The report notes that it is imperative that any mission sent to Mars with reduced bioburden requirements maintains a certain conservative distance from underground access points such as cave openings. In addition, these missions with relaxed bioburden requirements, even if less stringent than current requirements, would still require a certain level of cleanliness that could be achieved, for example, with standard aerospace cleanliness practices.

“The whole purpose of planetary protection protocols is to minimize the risk of harmful contamination. This means minimizing the risk of introducing biological material on Earth that could disrupt future experiments to discover life. This is really important in the case of Mars, ”said Hendrix. “On Mars we know that the surface is almost certainly uninhabitable for terrestrial microorganisms due to the harsh UV environment; however, subterranean regions such as caves that are shielded from radiation could be habitable zones for terrestrial and / or indigenous Martian life.

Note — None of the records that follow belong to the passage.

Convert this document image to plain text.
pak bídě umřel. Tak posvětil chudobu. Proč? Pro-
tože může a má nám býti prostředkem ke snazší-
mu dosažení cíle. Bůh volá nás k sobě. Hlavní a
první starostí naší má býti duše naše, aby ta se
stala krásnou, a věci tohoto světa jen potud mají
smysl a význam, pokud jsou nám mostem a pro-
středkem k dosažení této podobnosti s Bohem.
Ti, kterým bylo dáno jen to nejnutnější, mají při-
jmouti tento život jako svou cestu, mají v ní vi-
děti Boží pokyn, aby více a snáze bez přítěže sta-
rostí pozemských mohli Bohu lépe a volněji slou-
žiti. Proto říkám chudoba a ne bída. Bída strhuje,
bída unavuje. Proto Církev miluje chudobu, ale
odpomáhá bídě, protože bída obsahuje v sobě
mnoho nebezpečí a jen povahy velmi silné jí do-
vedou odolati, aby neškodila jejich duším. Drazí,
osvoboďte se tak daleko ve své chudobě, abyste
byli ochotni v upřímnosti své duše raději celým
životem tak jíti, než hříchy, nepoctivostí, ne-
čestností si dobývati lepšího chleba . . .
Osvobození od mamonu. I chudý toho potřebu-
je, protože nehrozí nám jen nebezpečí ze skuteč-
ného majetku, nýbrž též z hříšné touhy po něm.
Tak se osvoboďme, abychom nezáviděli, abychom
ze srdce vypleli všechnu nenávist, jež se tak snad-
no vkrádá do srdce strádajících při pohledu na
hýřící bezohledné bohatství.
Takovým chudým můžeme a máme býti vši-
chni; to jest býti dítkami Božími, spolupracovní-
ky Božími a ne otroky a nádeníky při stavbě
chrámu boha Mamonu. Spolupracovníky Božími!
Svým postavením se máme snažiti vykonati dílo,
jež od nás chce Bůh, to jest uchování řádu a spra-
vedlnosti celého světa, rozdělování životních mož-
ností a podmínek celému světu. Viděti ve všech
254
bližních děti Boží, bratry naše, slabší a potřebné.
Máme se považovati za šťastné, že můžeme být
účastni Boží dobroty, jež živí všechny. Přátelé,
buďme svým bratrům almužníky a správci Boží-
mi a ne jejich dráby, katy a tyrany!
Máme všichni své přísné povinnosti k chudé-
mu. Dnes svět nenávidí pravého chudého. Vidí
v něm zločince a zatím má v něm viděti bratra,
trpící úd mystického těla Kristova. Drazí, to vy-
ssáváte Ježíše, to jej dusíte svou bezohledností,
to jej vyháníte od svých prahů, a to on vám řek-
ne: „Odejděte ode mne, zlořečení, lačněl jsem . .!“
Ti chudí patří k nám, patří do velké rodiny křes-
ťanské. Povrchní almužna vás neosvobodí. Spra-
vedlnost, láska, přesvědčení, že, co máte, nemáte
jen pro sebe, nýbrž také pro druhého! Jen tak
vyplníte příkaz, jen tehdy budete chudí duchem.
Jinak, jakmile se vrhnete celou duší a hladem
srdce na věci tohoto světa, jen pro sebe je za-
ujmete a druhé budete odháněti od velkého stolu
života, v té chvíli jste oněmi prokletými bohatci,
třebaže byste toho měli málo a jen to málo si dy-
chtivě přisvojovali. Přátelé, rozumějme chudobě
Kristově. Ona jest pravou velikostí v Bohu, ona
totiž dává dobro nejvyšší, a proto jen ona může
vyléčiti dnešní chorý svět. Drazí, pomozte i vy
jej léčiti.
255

“The report will help find life on Mars by identifying those areas on its surface that need spacecraft protection standards to be most restrictive,” said Hendrix. “Also, by potentially relieving the burden on planetary protection from exploring other areas, NASA could facilitate more missions to Mars that will help us understand the planet and its environment, even if those missions are not pursuing astrobiological studies.”

The results of the committee apply specifically to missions for which NASA is responsible for protecting the planets. For commercial missions where NASA has no role or liaison, the U.S. government still needs to designate a regulator to approve and continuously monitor space activities under the Space Treaty, the report said. The study was funded by NASA.